Gate automation: legislation regarding safety
When you want to automate a gate, it is good practice to contact a qualified installer: since 2005, new European directives EN 12445/12453 have come into effect, which govern the operation and safety standards of gate automation. Since that date, gates and their automation systems have been considered, to all effects, machines. Therefore, they are subject to all standards as if they were a single mechanical block. End users are often not aware of the fact that if these machines are installed incorrectly, they can cause serious harm as a result of crushing, trapping and much more.
Declaration of gate automation
By law, the firm that installs an automated system is required to issue a declaration of conformity for the system when installation has been completed. If the gate is a pre-existing one, the installer becomes, in all respects, the person responsible for it. As a result, the installer is obliged to check that the pre-existing gate is also in excellent condition. Therefore, once installation has been completed firms must carry out the tests prescribed by regulations, using the appropriate strength-measuring tool, and then provide the customer with a declaration of conformity independently and immediately.
What does it involve and how is it structured?
The declaration of conformity must, first of all, show the name and all the details of the person who compiles it, a protocol number for tracking, and the date on which it was written.

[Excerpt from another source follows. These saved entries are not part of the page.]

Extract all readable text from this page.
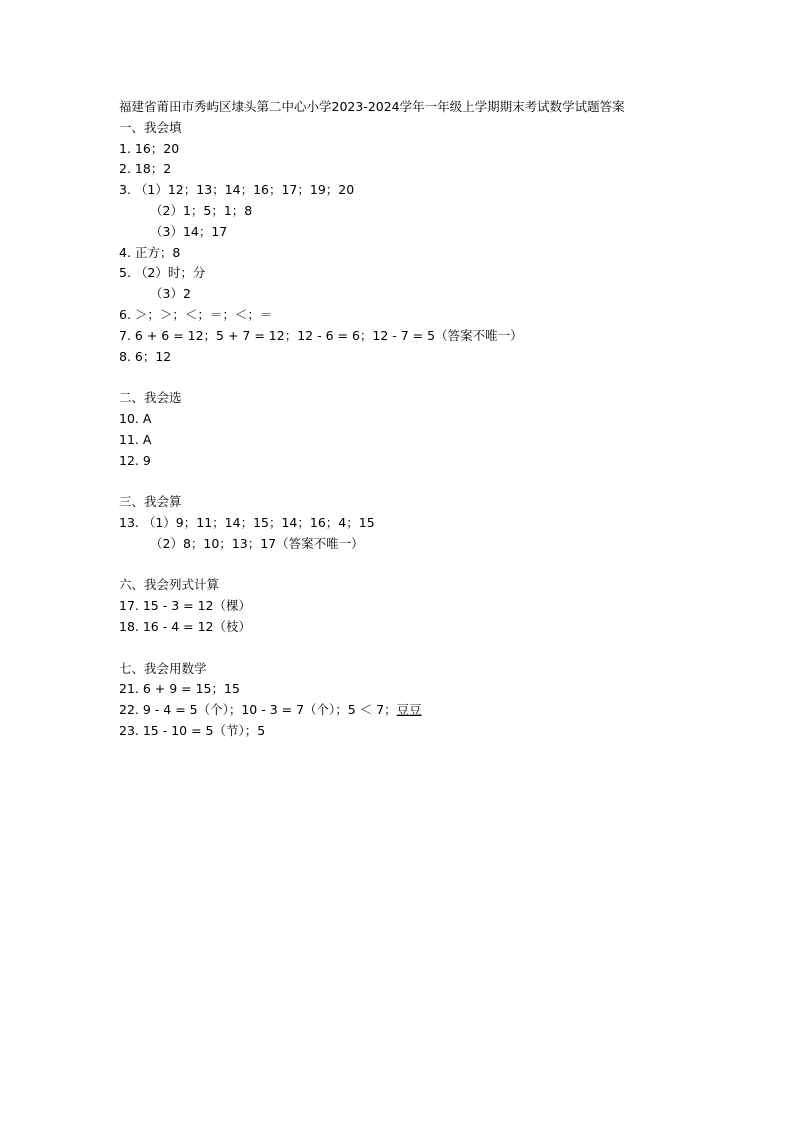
福建省莆田市秀屿区埭头第二中心小学2023-2024学年一年级上学期期末考试数学试题答案
一、我会填
1. 16；20
2. 18；2
3. （1）12；13；14；16；17；19；20
（2）1；5；1；8
（3）14；17
4. 正方；8
5. （2）时；分
（3）2
6. ＞；＞；＜；＝；＜；＝
7. 6 + 6 = 12；5 + 7 = 12；12 - 6 = 6；12 - 7 = 5（答案不唯一）
8. 6；12
二、我会选
10. A
11. A
12. 9
三、我会算
13. （1）9；11；14；15；14；16；4；15
（2）8；10；13；17（答案不唯一）
六、我会列式计算
17. 15 - 3 = 12（棵）
18. 16 - 4 = 12（枝）
七、我会用数学
21. 6 + 9 = 15；15
22. 9 - 4 = 5（个）；10 - 3 = 7（个）；5 ＜ 7；豆豆
23. 15 - 10 = 5（节）；5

It must also include all the details concerning automation, such as the model installed, serial number, location, type and dimensions of the system. In addition, the installer is required to compile and keep a technical file of the system accompanied by strength test results and a risks analysis, attaching a label with the CE mark to the certified system. All these regulations are required in order to guarantee that the installed machine cannot cause any type of damage, since it has been installed and built in the best possible way, and to identify the eventual person responsible if damage is caused by fortuitous events.